The decision and rationale for delaying revocation will be disclosed to Mozilla in the form of a preliminary incident report immediately
We believe the large volume of revocations, if we had revoked the full set of affected certificates by the deadline, would have resulted in a large cumulative impact to the web. We revoked 1,711,396 certificates by the deadline (56% of the total affected), based on our evaluation that they had been replaced, were not in use, or currently had CAA records forbidding issuance to Let's Encrypt. Of the remaining 1,336,893 certificates, most (65%) were still in use based on our Internet scans, and the remainder were of undetermined status based on initial scans.
We believe that revoking those actively in-use certificates would have harmed the web because many users, upon encountering the revocation errors, would look up instructions on how to bypass revocation checks. For instance, the top Google result for [SEC_ERROR_REVOKED_CERTIFICATE firefox] right now is https://support.mozilla.org/en-US/questions/856276, which says 'You can uncheck "Use the OCSP to confirm the current validity"'. Those users are unlikely to re-enable revocation checks once they are done using the affected sites. This would prevent those users from receiving future warnings about revoked certificates.
Also, the experience of bypassing many revoked certificate warnings would likely contribute to such users' “warning blindness,” causing them to ignore future errors. The class of errors users start ignoring could extend beyond revocation errors to include similar types of errors, like certificate mismatch or certificate expiration. That would expose such users to a risk of their communications being intercepted with trivial attacks using non-browser-trusted certificates.

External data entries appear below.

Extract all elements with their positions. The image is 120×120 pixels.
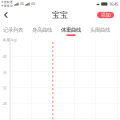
staticText: 头围曲线 (90, 27, 110, 33)
staticText: 中国移动 (1, 4, 13, 8)
staticText: 身高曲线 (32, 27, 52, 33)
staticText: 28 (2, 101, 6, 106)
button[interactable]: 身高曲线 (28, 22, 56, 36)
staticText: 16:45 (109, 1, 118, 7)
staticText: 36 (2, 70, 6, 75)
staticText: 记录列表 (3, 27, 23, 33)
staticText: 宝宝 (52, 10, 68, 20)
button[interactable]: 记录列表 (0, 22, 28, 36)
staticText: 4G (20, 2, 24, 6)
staticText: 体重曲线 (61, 27, 81, 33)
staticText: 32 (2, 85, 6, 90)
button[interactable]: 返回 (0, 8, 12, 22)
staticText: 中国联通 (1, 1, 13, 4)
staticText: 40 (2, 54, 6, 59)
button[interactable]: 头围曲线 (86, 22, 114, 36)
staticText: 体重(kg) (3, 37, 17, 42)
button[interactable]: 添加 (97, 12, 114, 18)
staticText: 4G (31, 2, 35, 6)
button[interactable]: 体重曲线 (56, 22, 86, 36)
staticText: 添加 (100, 12, 110, 18)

We acknowledge that this reasoning applies to future instances where millions of certificates need to be revoked at once. As such, we plan to develop systemic improvements so that millions of certificates can be automatically replaced by Subscribers within the BR-mandated deadlines. See below for details.

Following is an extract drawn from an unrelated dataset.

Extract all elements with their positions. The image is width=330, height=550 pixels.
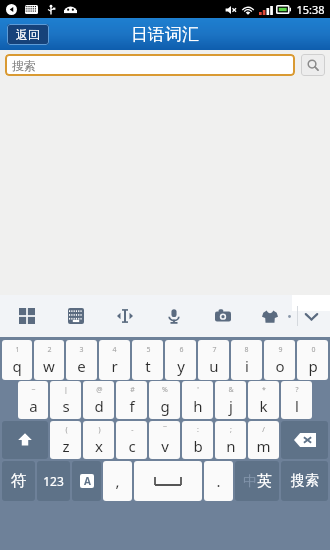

Any decision to not comply with the timeline specified in the Baseline Requirements must also be accompanied by a clear timeline
Since the deadline, we have revoked an additional 295,799 certificates, for a total of 2,007,195 revoked, plus 37,499 that expired before we revoked them. That leaves 1,003,596 still to be revoked or expire.
Over the next 83 days we will continue to work with our Subscribers to get certificates replaced, and will continue to revoke certificates as they are replaced. Specifically, we will check at least twice a week for certificates that have been replaced, and revoke those that have. Additionally, when subscribers with large numbers of certificates notify us that their replacement process is complete, we will revoke those certificates.
After 83 days, all affected certificates will have expired, due to our 90-day certificate lifetime.
I've attached a file listing, for each of the next 83 days, how many currently-unrevoked certificates will expire on that day. Dates are in UTC. Note that the number for 2020-03-07 is slightly higher because it represents that value for 2020-03-07 00:00 UTC, while the numbers described above are as of 01:10 UTC.
The issue will need to be listed as a finding in your CA's next BR audit statement.
We will make sure this happens.
Your CA will work with your auditor (and supervisory body, as appropriate) and the Root Store(s) that your CA participates in to ensure your analysis of the risk and plan of remediation is acceptable.
We will also do this.
That you will perform an analysis to determine the factors that prevented timely revocation of the certificates, and include a set of remediation actions in the final incident report that aim to prevent future revocation delays.
By reviewing previous incident reports and analyzing our current situation, a common root cause of failure to timely revoke is that Subscribers are not able to replace certificates on the BR-mandated timelines (24 hours and 5 days, depending on the issue).
Most Subscribers are not able to field round-the-clock incident response, so improving the speed of manual replacement processes cannot be the answer. Increasing public acceptance of revoked certificate errors also cannot be the answer, because that would undermine public faith in the web PKI. Reducing the incidence and scope of CA errors is an important part of the solution, and we have laid out some plans to that effect at https://bugzilla.mozilla.org/show_bug.cgi?id=1619047. However, responsible systems design requires layered responses, and it is possible that we, or another CA, will have a similar-sized incident in the future despite our best practices and best efforts.
Therefore, our conclusion is that we need to develop a protocol to notify Subscribers' systems of imminent certificate revocation, so those Subscribers can automate the process of replacing affected certificates before the deadline. We plan to design this protocol publicly, in collaboration with the PKI community, so that any CA and any Subscriber can implement it. We will also collaborate directly with popular ACME clients to integrate and test such automated replacement.